Torpharm sued Ranbaxy Pharmaceuticals, Inc. (“Ranbaxy”) for infringing the ‘671 patent, and Ranbaxy moved for SJ of invalidity, contending that the ‘671 patent had been allowed only because Torpharm represented to the PTO that the allowance of the ‘423 patent, directed to the improved Form 1 ranitidine product, made the ‘671 patent allowable. As a result, argued Ranbaxy, the subsequent invalidation of the ‘423 patent rendered the ‘671 patent invalid by reason of prosecution history estoppel and collateral estoppel. The district court agreed and granted SJ of invalidity.

Emphasizing that there are no per se rules relating the patentability of a product to the patentability of a process, and vice versa, the Federal Circuit held that Ranbaxy’s position suffered from three serious deficiencies. First, the Federal Circuit did not agree that Torpharm represented to the PTO during prosecution of the ‘671 patent that the process claims were allowable simply because the product claim was allowed in the ‘423 patent. The Court noted that Torpharm advanced a number of arguments during prosecution, including the argument that the prior art failed to disclose the use of a lower alcohol solution during recrystallization. As a result, according to the Federal Circuit, the district court was incorrect in characterizing Torpharm’s position before the PTO as relying exclusively on the novelty of improved Form 1 ranitidine.

The second problem with Ranbaxy’s position, according to the Federal Circuit, was purely logical. Even if Torpharm’s sole argument during prosecution of the ‘671 patent was that if the improved Form 1 ranitidine product is patentable over the prior art, the process of making improved Form 1 ranitidine must also be patentable, the fact that the product is later found unpatentable does not automatically render the process unpatentable as well.

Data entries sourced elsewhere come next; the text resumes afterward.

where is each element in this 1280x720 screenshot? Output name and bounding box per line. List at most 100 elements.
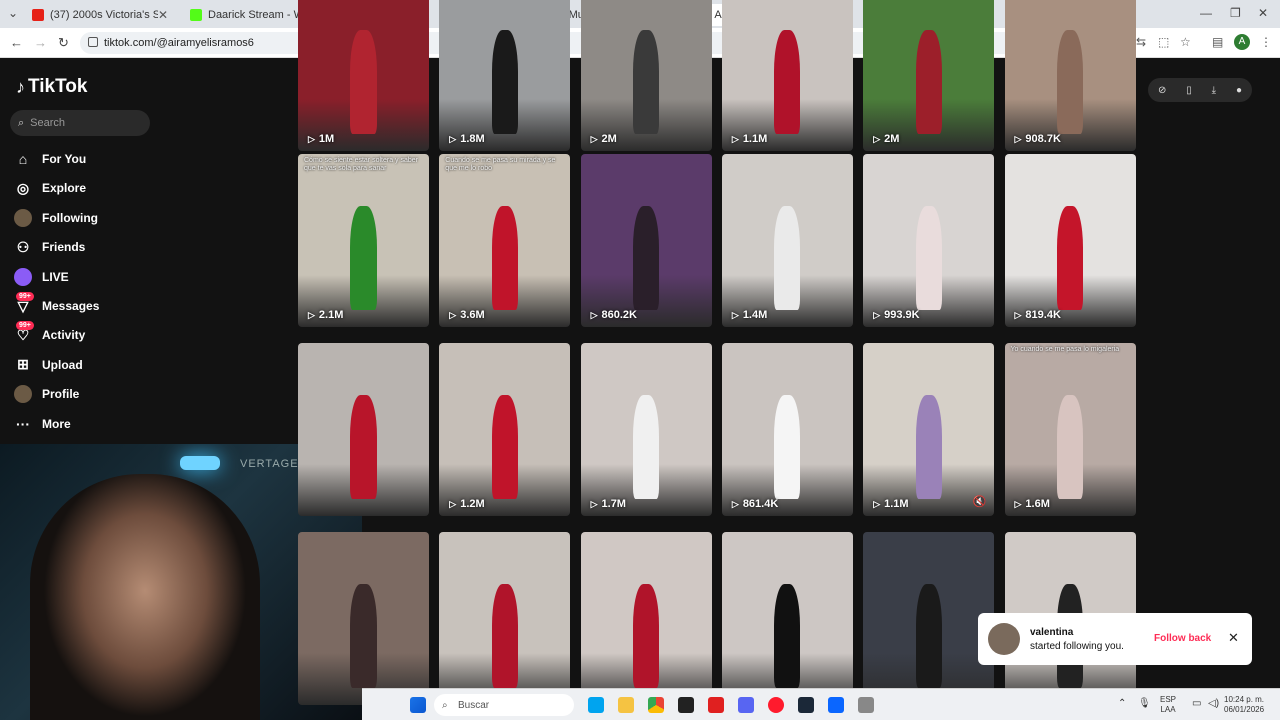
sidebar-item-upload[interactable]: ⊞ Upload bbox=[14, 356, 83, 374]
sidebar-item-friends[interactable]: ⚇ Friends bbox=[14, 238, 86, 256]
view-count: ▷ 1.8M bbox=[449, 133, 484, 145]
sidebar-item-profile[interactable]: Profile bbox=[14, 385, 79, 404]
obs-icon[interactable] bbox=[678, 697, 694, 713]
forward-icon[interactable]: → bbox=[34, 35, 47, 50]
discord-icon[interactable] bbox=[738, 697, 754, 713]
follow-back-button[interactable]: Follow back bbox=[1154, 633, 1211, 644]
url-text: tiktok.com/@airamyelisramos6 bbox=[104, 37, 254, 49]
file-explorer-icon[interactable] bbox=[618, 697, 634, 713]
download-icon[interactable]: ⤓ bbox=[1212, 85, 1216, 96]
follower-avatar[interactable] bbox=[988, 623, 1020, 655]
sidebar-item-following[interactable]: Following bbox=[14, 208, 98, 227]
video-thumbnail[interactable]: ▷ 1M bbox=[298, 0, 429, 151]
clock[interactable]: 10:24 p. m. 06/01/2026 bbox=[1224, 695, 1264, 715]
video-thumbnail[interactable]: Cómo se siente estar soltera y saber que… bbox=[298, 154, 429, 327]
site-info-icon[interactable] bbox=[88, 37, 98, 47]
settings-icon[interactable] bbox=[858, 697, 874, 713]
taskbar-search-placeholder: Buscar bbox=[458, 699, 490, 711]
tiktok-logo[interactable]: ♪ TikTok bbox=[16, 76, 87, 98]
chrome-icon[interactable] bbox=[648, 697, 664, 713]
webcam-light bbox=[180, 456, 220, 470]
thumbnail-figure bbox=[632, 205, 660, 310]
mute-icon[interactable]: 🔇 bbox=[972, 495, 986, 508]
play-icon: ▷ bbox=[590, 133, 598, 144]
avatar-icon[interactable]: ● bbox=[1236, 85, 1242, 96]
app-red-icon[interactable] bbox=[708, 697, 724, 713]
video-thumbnail[interactable] bbox=[298, 532, 429, 705]
video-thumbnail[interactable]: ▷ 993.9K bbox=[863, 154, 995, 327]
maximize-icon[interactable]: ❐ bbox=[1230, 6, 1241, 20]
clock-date: 06/01/2026 bbox=[1224, 705, 1265, 714]
video-thumbnail[interactable]: Yo cuando se me pasa lo migaleria ▷ 1.6M bbox=[1004, 343, 1136, 516]
video-thumbnail[interactable]: ▷ 861.4K bbox=[721, 343, 853, 516]
close-window-icon[interactable]: ✕ bbox=[1258, 6, 1268, 20]
view-count-text: 2M bbox=[601, 133, 617, 145]
thumbnail-figure bbox=[350, 29, 377, 134]
video-thumbnail[interactable]: ▷ 1.8M bbox=[439, 0, 571, 151]
video-thumbnail[interactable]: ▷ 1.1M bbox=[721, 0, 853, 151]
tab-search-icon[interactable]: ⌄ bbox=[8, 6, 18, 20]
start-icon[interactable] bbox=[410, 697, 426, 713]
search-input[interactable]: ⌕ Search bbox=[10, 110, 150, 136]
play-icon: ▷ bbox=[873, 498, 881, 509]
minimize-icon[interactable]: — bbox=[1200, 6, 1212, 20]
opera-icon[interactable] bbox=[768, 697, 784, 713]
app-blue-icon[interactable] bbox=[828, 697, 844, 713]
video-thumbnail[interactable]: ▷ 908.7K bbox=[1004, 0, 1136, 151]
steam-icon[interactable] bbox=[798, 697, 814, 713]
close-tab-icon[interactable]: ✕ bbox=[158, 8, 168, 22]
thumbnail-figure bbox=[774, 394, 801, 499]
sidebar-item-for-you[interactable]: ⌂ For You bbox=[14, 150, 86, 168]
tray-chevron-icon[interactable]: ⌃ bbox=[1118, 698, 1126, 711]
video-thumbnail[interactable]: ▷ 2M bbox=[863, 0, 995, 151]
live-icon bbox=[14, 267, 32, 286]
video-thumbnail[interactable]: ▷ 1.1M 🔇 bbox=[863, 343, 995, 516]
video-thumbnail[interactable] bbox=[298, 343, 429, 516]
floating-toolbar: ⊘ ▯ ⤓ ● bbox=[1148, 78, 1252, 102]
view-count-text: 1.6M bbox=[1025, 498, 1050, 510]
browser-tab[interactable]: (37) 2000s Victoria's Secret Mo✕ bbox=[24, 4, 176, 26]
view-count-text: 2M bbox=[884, 133, 900, 145]
network-icon[interactable]: ▭ bbox=[1192, 698, 1201, 711]
play-icon: ▷ bbox=[449, 498, 457, 509]
back-icon[interactable]: ← bbox=[10, 35, 23, 50]
video-thumbnail[interactable] bbox=[863, 532, 995, 705]
sidebar-item-messages[interactable]: 99+ ▽ Messages bbox=[14, 292, 99, 315]
avatar-icon bbox=[14, 208, 32, 227]
tab-label: (37) 2000s Victoria's Secret Mo bbox=[50, 9, 158, 21]
sidebar-item-live[interactable]: LIVE bbox=[14, 267, 69, 286]
phone-icon[interactable]: ▯ bbox=[1186, 85, 1192, 96]
video-thumbnail[interactable]: ▷ 1.7M bbox=[580, 343, 712, 516]
taskbar-search-input[interactable]: ⌕ Buscar bbox=[434, 694, 574, 716]
video-thumbnail[interactable] bbox=[439, 532, 571, 705]
bookmark-star-icon[interactable]: ☆ bbox=[1180, 35, 1191, 49]
extensions-icon[interactable]: ▤ bbox=[1212, 35, 1223, 49]
video-thumbnail[interactable]: ▷ 860.2K bbox=[580, 154, 712, 327]
sidebar-item-activity[interactable]: 99+ ♡ Activity bbox=[14, 321, 85, 344]
video-thumbnail[interactable]: ▷ 819.4K bbox=[1004, 154, 1136, 327]
view-count-text: 1.8M bbox=[460, 133, 485, 145]
profile-avatar[interactable]: A bbox=[1234, 34, 1250, 50]
video-thumbnail[interactable] bbox=[580, 532, 712, 705]
close-icon[interactable]: ✕ bbox=[1228, 630, 1239, 646]
install-icon[interactable]: ⬚ bbox=[1158, 35, 1169, 49]
menu-icon[interactable]: ⋮ bbox=[1260, 35, 1272, 49]
link-icon[interactable]: ⊘ bbox=[1158, 85, 1166, 96]
language-indicator[interactable]: ESP LAA bbox=[1160, 695, 1176, 715]
video-thumbnail[interactable]: ▷ 2M bbox=[580, 0, 712, 151]
follower-name[interactable]: valentina bbox=[1030, 627, 1073, 638]
video-thumbnail[interactable]: Cuando se me pasa su mirada y se que me … bbox=[439, 154, 571, 327]
view-count: ▷ 1.1M bbox=[732, 133, 767, 145]
mic-icon[interactable]: 🎙 bbox=[1138, 698, 1151, 711]
video-thumbnail[interactable]: ▷ 1.2M bbox=[439, 343, 571, 516]
translate-icon[interactable]: ⇆ bbox=[1136, 35, 1146, 49]
volume-icon[interactable]: ◁) bbox=[1208, 698, 1219, 711]
edge-icon[interactable] bbox=[588, 697, 604, 713]
video-thumbnail[interactable]: ▷ 1.4M bbox=[721, 154, 853, 327]
favicon-icon bbox=[190, 9, 202, 21]
video-thumbnail[interactable] bbox=[721, 532, 853, 705]
reload-icon[interactable]: ↻ bbox=[58, 35, 69, 51]
sidebar-item-explore[interactable]: ◎ Explore bbox=[14, 179, 86, 197]
sidebar-item-more[interactable]: ··· More bbox=[14, 415, 71, 433]
compass-icon: ◎ bbox=[16, 179, 30, 196]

Finally, the Federal Circuit held that even if the PTO allowed the process claims only because the product was novel, it does not necessarily follow that the PTO would never have allowed the process claims. The Court noted that it is not the district court’s responsibility to determine whether or not the PTO would have allowed the process claims had the product claims lacked novelty.

In reversing the district court’s SJ of invalidity, the Federal Circuit concluded that regardless of how Ranbaxy characterized the prosecution history of the ‘671 patent, collateral estoppel from the litigation invalidating the ‘423 patent does not relieve the district court from the necessity of performing a standard obviousness inquiry into the claims of the ‘671 patent.